According to a Zillow report [1], working women are being far more negatively affected by the recent recession resulting from the pandemic. In fact, the disproportion between men and women as they face housing impacts due to unemployment, housing tenure, and child care, is so blatant that the recession has now been dubbed the “she-cession." ( A term reportedly coined by labor economist Armine Yalnizyan.)

This is especially frustrating for the female workforce that had been fighting successfully to narrow the gender gap in myriad areas during recent years. Now, this pandemic-led recession threatens to wipe much of that hard-earned progress away. According to Zillow’s report, this year began strong—with more women than ever holding their own in the workforce. Women were also starting to earn more income, and women-headed households were even increasing in value. All signs pointed to go.

However, the arrival of COVID-19 to the scene not only paused that progress, but it very likely looks to have sent women several steps back, especially in the areas of housing and employment. Data supporting this assertion includes the fact that unemployment claims for women shot up 1,368% (year over year) at the height of the COVID-19 recession. Also, just this past month, a shocking statistic of 80% of those dropping out of the workforce were reported to be women.
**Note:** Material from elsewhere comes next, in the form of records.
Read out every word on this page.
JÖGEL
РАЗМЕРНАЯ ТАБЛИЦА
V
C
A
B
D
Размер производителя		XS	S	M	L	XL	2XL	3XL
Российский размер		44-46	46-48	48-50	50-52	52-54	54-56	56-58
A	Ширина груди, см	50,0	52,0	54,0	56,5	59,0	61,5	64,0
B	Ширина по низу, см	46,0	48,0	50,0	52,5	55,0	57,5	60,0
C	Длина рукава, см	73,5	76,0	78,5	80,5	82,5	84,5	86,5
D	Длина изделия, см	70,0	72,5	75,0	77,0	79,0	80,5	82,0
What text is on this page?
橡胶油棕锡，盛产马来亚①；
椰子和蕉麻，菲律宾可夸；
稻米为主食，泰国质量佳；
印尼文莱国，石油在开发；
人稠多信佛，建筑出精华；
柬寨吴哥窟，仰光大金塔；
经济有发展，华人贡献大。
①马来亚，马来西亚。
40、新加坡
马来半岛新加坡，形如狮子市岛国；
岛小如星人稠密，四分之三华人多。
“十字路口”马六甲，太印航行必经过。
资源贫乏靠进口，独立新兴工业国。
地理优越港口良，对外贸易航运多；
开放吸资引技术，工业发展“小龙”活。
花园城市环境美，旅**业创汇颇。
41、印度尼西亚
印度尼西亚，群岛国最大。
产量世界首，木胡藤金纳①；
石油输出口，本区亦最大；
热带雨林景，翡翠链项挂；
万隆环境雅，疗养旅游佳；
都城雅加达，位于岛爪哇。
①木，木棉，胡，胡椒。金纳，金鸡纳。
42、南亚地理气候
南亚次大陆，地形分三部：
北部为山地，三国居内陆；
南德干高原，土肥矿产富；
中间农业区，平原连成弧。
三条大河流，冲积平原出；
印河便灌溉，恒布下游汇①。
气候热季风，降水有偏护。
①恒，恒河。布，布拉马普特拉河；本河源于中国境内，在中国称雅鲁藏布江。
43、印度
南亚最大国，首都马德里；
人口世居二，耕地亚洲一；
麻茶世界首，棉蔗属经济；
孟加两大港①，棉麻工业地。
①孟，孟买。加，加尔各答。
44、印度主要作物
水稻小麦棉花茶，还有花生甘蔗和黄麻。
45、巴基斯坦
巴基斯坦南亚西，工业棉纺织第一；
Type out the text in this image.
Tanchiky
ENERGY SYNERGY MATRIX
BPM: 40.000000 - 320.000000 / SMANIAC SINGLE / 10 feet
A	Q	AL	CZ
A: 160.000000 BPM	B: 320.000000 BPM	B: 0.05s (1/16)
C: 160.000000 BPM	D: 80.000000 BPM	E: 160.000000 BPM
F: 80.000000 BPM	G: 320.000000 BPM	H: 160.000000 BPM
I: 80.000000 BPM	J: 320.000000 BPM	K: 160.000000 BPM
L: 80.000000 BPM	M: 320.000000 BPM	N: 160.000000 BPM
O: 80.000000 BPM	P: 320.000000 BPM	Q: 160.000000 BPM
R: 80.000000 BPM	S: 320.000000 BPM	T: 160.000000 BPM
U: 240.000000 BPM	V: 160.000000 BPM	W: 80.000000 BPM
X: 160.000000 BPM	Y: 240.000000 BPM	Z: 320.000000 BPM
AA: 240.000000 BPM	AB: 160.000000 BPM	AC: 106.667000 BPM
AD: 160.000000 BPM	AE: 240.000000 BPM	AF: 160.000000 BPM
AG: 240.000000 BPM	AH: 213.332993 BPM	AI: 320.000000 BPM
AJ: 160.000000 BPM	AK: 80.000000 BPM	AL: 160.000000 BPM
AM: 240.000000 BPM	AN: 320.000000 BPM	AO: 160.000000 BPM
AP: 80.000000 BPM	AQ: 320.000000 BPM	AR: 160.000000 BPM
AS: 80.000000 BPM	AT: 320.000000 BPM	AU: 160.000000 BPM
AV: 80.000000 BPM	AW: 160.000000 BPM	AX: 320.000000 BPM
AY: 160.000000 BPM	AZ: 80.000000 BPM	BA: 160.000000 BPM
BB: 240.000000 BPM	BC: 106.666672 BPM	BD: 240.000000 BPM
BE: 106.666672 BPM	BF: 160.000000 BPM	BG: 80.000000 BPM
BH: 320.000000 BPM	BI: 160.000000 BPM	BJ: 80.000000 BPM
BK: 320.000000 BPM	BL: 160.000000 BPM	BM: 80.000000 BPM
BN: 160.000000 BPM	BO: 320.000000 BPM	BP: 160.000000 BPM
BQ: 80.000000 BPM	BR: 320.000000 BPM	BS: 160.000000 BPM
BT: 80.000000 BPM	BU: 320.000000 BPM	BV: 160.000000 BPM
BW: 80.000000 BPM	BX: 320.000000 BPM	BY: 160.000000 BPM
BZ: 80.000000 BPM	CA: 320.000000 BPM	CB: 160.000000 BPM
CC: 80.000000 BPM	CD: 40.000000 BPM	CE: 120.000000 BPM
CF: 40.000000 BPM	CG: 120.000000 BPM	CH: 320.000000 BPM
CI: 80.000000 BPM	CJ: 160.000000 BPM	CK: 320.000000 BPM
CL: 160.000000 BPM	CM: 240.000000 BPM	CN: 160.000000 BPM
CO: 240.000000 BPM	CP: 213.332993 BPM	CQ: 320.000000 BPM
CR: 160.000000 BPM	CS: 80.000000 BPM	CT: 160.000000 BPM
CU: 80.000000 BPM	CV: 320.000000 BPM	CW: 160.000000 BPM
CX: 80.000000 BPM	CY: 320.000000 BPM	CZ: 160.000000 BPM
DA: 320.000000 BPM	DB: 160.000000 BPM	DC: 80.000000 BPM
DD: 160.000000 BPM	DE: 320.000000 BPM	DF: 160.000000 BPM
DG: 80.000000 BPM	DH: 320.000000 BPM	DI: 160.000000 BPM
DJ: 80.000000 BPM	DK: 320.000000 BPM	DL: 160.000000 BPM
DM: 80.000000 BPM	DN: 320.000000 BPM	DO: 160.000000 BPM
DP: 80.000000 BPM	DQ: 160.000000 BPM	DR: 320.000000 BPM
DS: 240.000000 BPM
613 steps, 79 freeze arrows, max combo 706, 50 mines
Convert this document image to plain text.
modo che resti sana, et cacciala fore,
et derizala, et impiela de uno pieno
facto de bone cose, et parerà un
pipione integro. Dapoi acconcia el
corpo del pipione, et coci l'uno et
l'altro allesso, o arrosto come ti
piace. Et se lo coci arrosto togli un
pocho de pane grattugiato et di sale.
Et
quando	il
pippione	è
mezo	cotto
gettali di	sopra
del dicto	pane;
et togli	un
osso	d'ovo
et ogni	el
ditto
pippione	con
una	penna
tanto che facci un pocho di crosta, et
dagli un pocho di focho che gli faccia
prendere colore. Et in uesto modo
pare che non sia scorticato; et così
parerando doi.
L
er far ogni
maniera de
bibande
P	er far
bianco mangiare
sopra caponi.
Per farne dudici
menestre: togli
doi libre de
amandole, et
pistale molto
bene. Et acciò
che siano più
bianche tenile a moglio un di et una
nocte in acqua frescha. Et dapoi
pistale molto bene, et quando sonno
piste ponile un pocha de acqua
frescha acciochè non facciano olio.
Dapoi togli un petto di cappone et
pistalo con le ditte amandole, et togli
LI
More bad news on this same front shows data revealing that renters, who have been known to be the hardest group hit by the recession in the area of housing, are far more likely to be women. And among those women renters, almost half reported spending almost a third of their income (30% at least) on housing costs.

"Beyond the social and cultural pressures on women to be the primary caretakers in their households, there are significantly more female-headed households led by single parents," Zillow reported. "Female-headed renter households are more than twice as likely as male-headed renter households to be single parents—70% of mothers who are household heads are single parents, compared to only 32% of fathers."

Reports suggest [2] the "double hit" of being more likely to work in industries affected by layoffs, and, with more schools eschewing in-school education versus virtual, online studies, and a great number of child care facilities shuttering their doors (all due to concerns over the current pandemic), many more working mothers than fathers have reported being out of work due to the rising commitment and need for child care coverage.